To tell the truth, having seen the spectacular footage of the dry storms last night when something over 3.000 lightning strikes were recorded and also 3 fires in Almería as result, I didn't really expect anything from Dave & Co. today but it takes more than a few lightning hits to dissuade the Arboleas Group. On the other hand, Linda has my full and unmitigated sympthathy (for what it's worth) and I do hope that she'll soon get over the shingles, which is very nasty complaint to suffer and more so in the present heat.
Our area had major thunderstorms during the night and as a result Ros and her husband Roger(?) were awake all night as a lightening fire raged near their house.

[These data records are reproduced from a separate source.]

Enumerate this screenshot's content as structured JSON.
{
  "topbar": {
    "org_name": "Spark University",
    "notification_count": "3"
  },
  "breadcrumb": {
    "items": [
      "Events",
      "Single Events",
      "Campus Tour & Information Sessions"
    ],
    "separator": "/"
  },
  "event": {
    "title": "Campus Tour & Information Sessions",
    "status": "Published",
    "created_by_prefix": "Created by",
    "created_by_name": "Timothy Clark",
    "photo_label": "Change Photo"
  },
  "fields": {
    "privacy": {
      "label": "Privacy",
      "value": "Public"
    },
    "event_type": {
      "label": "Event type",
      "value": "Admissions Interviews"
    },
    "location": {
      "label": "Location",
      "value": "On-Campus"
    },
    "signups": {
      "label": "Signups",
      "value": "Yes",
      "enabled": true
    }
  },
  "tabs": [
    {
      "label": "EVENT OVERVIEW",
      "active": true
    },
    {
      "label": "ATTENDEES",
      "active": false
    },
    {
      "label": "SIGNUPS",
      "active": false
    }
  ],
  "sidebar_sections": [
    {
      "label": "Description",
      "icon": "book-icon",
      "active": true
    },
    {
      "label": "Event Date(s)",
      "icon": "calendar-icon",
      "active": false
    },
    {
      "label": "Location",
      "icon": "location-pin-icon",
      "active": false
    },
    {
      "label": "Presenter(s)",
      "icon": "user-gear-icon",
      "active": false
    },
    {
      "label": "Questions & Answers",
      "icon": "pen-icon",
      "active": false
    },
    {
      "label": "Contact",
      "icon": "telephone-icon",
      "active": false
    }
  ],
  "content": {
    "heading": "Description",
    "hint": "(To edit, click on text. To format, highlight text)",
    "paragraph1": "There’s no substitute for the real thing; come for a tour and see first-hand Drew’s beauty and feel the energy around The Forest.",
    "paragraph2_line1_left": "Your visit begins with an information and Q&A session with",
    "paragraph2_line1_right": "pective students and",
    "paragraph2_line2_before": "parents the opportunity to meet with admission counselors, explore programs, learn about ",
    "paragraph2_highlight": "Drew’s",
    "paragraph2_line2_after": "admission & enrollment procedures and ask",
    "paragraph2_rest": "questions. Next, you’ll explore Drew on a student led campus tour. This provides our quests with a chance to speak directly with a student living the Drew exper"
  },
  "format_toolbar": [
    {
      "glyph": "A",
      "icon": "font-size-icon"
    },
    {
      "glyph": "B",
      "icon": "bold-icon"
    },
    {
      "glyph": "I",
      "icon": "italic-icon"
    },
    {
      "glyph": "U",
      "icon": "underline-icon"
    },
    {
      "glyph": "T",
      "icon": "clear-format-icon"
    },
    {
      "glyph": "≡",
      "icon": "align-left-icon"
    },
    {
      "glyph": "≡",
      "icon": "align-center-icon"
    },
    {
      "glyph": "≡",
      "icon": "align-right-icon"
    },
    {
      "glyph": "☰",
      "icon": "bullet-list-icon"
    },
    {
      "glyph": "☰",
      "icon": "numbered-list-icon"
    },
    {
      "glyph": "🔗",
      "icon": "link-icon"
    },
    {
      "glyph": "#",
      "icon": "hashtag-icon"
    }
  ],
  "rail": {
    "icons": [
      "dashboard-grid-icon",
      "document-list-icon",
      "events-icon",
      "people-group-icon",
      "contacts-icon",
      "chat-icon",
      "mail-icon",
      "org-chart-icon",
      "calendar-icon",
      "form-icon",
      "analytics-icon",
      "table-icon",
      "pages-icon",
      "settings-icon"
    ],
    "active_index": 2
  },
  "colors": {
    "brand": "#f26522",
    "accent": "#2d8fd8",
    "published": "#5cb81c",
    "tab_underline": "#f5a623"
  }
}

Hence they were absent as were Rod and Linda who has come down, if that's the right phrase, with shingles. As Gilly and I headed north passed Huercal Overa, water dumping helicopters were still at work dousing the last of the flames. We managed to spot a Crag Martin and a Black Wheatear before we arrived at the cafe by the Maria garage. After the bad weather of the previous night it was good to see blue skies and sunshine. Eleven of us made our way to the Chapel car park. We could hear the screeching call of a Golden Oriole, not the usual pleasant harmony. Eventually we had good views of a male flying before it disappeared into the foliage of the poplar tree. On top of this tall tree was a Woodchat Shrike for a short time. A sunbathing cat thwarted any birdlife at the water trough, so we sauntered up towards the information centre. There was a steady stream of Griffon Vultures flying along the ridge from the plain towards the direction of the feeding station. Also seen up there were a pair of probable Ravens. On the way we saw a Rock Bunting, a Melodious Warbler and a soaring pale morph Booted Eagle.
     It was good to get into the shade of the pine trees in the Botanical Garden. The small man-made pools were being used by Crossbills, Serins and a Subalpine Warbler. "Stragglers" also saw Long-tailed and Blue Tits. We heard more than saw numerous Bonelli's Warblers. As could be expected most birds were keeping silent and out of sight. We did find three probable Tawny Owl pellets beneath one pine tree. Insects seemed to be its main diet. Did get some photos of Fritillary and Grayling butterflies as well as a sunbathing lizard.     Before heading down onto the sweltering plain we stopped for drinks at the La Piza cafe in the forest. Here, many Crossbills were taking water from the top of a picnic table. Received info from the owner that a Scops Owl was regularly calling at the nearby campsite. We headed down to the plain. A plume of Griffons was above the farm buildings with a Booted Eagle above them. We managed to see Rock Sparrow and Goldfinch by the watering trough. Only saw Crested Larks by the roadside. At the hamlet our spirits were lifted with the sight of at least four Lesser Kestrels.
     Back at La Piza for lunch. A very large "Capricorn"(?) beetle was spotted 7ft up a tree. We ended the day with 30 species. Not too impressive but being out with birding friends made it all worth it.